Dalam kondisi cuaca yang tidak menentu, antara mendung dan hujan, silih berganti panas dan dingin, terdengar berita wafat salah seorang ulama lokal dari Tobek Panjang, Kecamatan Payakumbuh, Kabupaten Limapuluh Kota pukul 14:00 WIB (23/5/2024). Beliau Buya Amrialis Imam, saya biasa menyebutnya Buya Imam Amrialis. Saya punya beberapa kenangan bersama beliau, dan itu sangat berkesan dihati saya.
Beliau sosok yang teguh pendirian, termasuk dalam mempertahankan Ahlussunnah wal Jama'ah. Kokohnya tidak kepalang. Apabila beliau bertemu dengan yang muda-muda yang cenderung kepada kaji tua ini, dibanggakannya, ditepuknya pundaknya, seakan berkata: "kita berkanti".
Beliau sosok yang sangat hormat kepada gurunya. Hampir setiap saya bercerita dengan beliau, tersebut gurunya Syaikh Mukhtar Ongku Lokuang (w. 1978), ulama tua yang legendaris di Payakumbuh-Limapuluh Kota ini.
Beliau yang sangat sederhana. Demi mengajar ke Tobek Godang, beliau bersepeda dari Tobek Panjang; jalan yang cukup jauh. Dengan kondisi mata yang mulai kabur, beliau kayuh sepeda itu. Kesetiaan pada Tobek Godang dan Kitab Kuning tiada disangsikan lagi.
Beliau mumpuni salam faraidh. Apabila ada hal yang musykil dalam faraidh, beliau tempat bertanya. Beliau menyebutkan pada saya, bahwa beliau sudah menulis kitab faraidh sendiri, sayang kata beliau bahwa kitab itu tak sempat diperlihatkan ke Ongku Lokuang buat ditaqrizh.

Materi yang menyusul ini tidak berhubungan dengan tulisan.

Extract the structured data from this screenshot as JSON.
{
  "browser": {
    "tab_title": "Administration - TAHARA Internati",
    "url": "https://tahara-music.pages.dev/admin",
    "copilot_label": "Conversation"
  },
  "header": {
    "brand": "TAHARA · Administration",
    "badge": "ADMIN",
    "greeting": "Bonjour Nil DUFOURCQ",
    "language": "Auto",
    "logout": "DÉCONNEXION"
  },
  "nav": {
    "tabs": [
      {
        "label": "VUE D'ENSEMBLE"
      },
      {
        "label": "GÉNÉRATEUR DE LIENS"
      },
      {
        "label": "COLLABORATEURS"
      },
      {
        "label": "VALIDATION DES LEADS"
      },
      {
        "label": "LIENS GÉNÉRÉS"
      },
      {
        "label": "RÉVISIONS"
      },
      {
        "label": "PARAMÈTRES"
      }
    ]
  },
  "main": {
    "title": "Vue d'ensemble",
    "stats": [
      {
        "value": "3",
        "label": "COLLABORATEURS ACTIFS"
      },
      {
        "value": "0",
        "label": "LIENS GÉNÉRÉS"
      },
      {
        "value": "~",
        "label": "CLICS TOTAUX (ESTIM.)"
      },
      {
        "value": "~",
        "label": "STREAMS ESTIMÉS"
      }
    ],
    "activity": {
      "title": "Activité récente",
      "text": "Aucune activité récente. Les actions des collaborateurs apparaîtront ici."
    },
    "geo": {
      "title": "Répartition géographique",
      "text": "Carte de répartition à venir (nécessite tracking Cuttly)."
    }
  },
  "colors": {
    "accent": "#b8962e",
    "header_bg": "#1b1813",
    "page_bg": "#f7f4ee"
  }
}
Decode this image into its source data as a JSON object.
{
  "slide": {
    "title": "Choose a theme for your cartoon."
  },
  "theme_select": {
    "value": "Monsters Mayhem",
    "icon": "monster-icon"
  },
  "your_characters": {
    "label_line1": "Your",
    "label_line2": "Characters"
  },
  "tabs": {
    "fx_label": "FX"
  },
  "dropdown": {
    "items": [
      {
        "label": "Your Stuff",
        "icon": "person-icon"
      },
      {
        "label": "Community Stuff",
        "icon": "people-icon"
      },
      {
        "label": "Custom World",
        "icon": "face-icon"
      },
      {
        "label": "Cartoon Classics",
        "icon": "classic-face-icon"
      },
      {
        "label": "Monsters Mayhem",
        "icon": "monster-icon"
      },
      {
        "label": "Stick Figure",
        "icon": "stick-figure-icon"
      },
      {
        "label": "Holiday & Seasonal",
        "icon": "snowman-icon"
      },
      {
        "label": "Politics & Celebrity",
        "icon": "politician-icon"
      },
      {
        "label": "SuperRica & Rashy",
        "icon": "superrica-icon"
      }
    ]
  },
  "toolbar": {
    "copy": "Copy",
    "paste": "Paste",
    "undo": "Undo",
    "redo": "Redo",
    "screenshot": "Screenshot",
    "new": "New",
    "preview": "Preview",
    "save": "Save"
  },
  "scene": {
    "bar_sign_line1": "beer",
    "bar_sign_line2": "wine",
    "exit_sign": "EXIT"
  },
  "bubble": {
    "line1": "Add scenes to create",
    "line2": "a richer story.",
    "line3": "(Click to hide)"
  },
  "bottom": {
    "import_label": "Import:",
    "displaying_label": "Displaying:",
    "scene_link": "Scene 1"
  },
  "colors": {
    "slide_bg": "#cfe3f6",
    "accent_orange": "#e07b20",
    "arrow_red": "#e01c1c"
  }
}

Dari tahun 2019-2000, saya mengajar di Tobek Godang, dapatkan saya bertemu beliau. Saya berkisah dengan orang-orang dulu yang arif bijaksana. Saya perhatikan takbiat dan sifat, serta semangat yang luar biasa dari beliau. Saat bercerita beliau seperti anak muda berusia 25 tahun yang semangat dan berapi-api. Beliau suka humor, sangat bersahabat.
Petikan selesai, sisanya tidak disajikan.